Мы шли через лес, в котором я часто гуляла с матерью. Она знакомила меня с природой, учила названиям птиц и деревьев. Я невольно подумала о ее старшем брате, Сусуму, погибшем во время Второй мировой войны в Маньчжурии.
«Моя мама до сих пор оплакивает своего брата, — писала я в том сочинении. — Когда они последний раз виделись, между ними вспыхнул спор. Мать ненавидела войну, а Сусуму рвался на фронт. Под конец они разругались и расстались очень холодно. К сожалению, мать никогда не сможет с ним помириться. Но больше всего ее огорчает то, что Сусуму погиб не за правое дело».

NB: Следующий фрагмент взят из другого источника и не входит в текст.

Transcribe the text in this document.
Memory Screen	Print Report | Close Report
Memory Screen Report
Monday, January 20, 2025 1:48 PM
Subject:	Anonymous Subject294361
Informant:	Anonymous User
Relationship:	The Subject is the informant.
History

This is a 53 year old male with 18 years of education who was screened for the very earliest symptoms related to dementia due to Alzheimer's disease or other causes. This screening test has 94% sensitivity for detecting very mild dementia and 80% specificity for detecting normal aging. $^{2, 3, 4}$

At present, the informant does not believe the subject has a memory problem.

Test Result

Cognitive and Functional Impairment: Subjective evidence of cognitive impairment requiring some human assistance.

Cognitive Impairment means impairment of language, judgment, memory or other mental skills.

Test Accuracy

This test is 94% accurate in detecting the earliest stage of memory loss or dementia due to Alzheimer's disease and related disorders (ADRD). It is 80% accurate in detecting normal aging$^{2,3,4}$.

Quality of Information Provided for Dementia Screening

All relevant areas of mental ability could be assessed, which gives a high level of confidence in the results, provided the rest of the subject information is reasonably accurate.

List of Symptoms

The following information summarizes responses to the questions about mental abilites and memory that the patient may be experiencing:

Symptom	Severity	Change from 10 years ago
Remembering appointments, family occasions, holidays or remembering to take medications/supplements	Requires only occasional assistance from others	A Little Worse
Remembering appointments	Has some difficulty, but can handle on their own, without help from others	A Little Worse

Вслушиваясь в звук наших шагов, я вспомнила слова матери, сказанные ею, когда мне было тринадцать:
— Японские солдаты в Маньчжурии зверствовали: убивали мирных жителей — детей, женщин, стариков, сжигали целые деревни. И я не возьмусь утверждать, что мой брат был исключением. Вполне возможно, что он убил чью-то сестру, дочь или бабушку. А если сам не убивал, то видел, как это делают другие, и не пытался их остановить. Я не говорю, конечно, что он заслужил смерть, но героем я его тоже считать не могу. Хорошо, что меня не слышат сейчас твои бабушка и дедушка. Они утверждают, что Сусуму — одна из бесчисленных жертв войны, подобно жителям Кобе, погибшим от бомб. Но в Библии сказано: только через истину мы обретем свободу, и я верю в это. Сусуму был солдатом. Он пошел на войну, готовый не только умереть, но и убивать. И с моей стороны делать из своего брата героя или безвинную жертву означало бы оскорбить его память. Впрочем, когда идет война, людей безвинных нет. Даже мы, которые были в тылу, в той или иной степени виноваты. Одни в том, что поддерживали войну, а другие в том, что недостаточно активно протестовали против нее.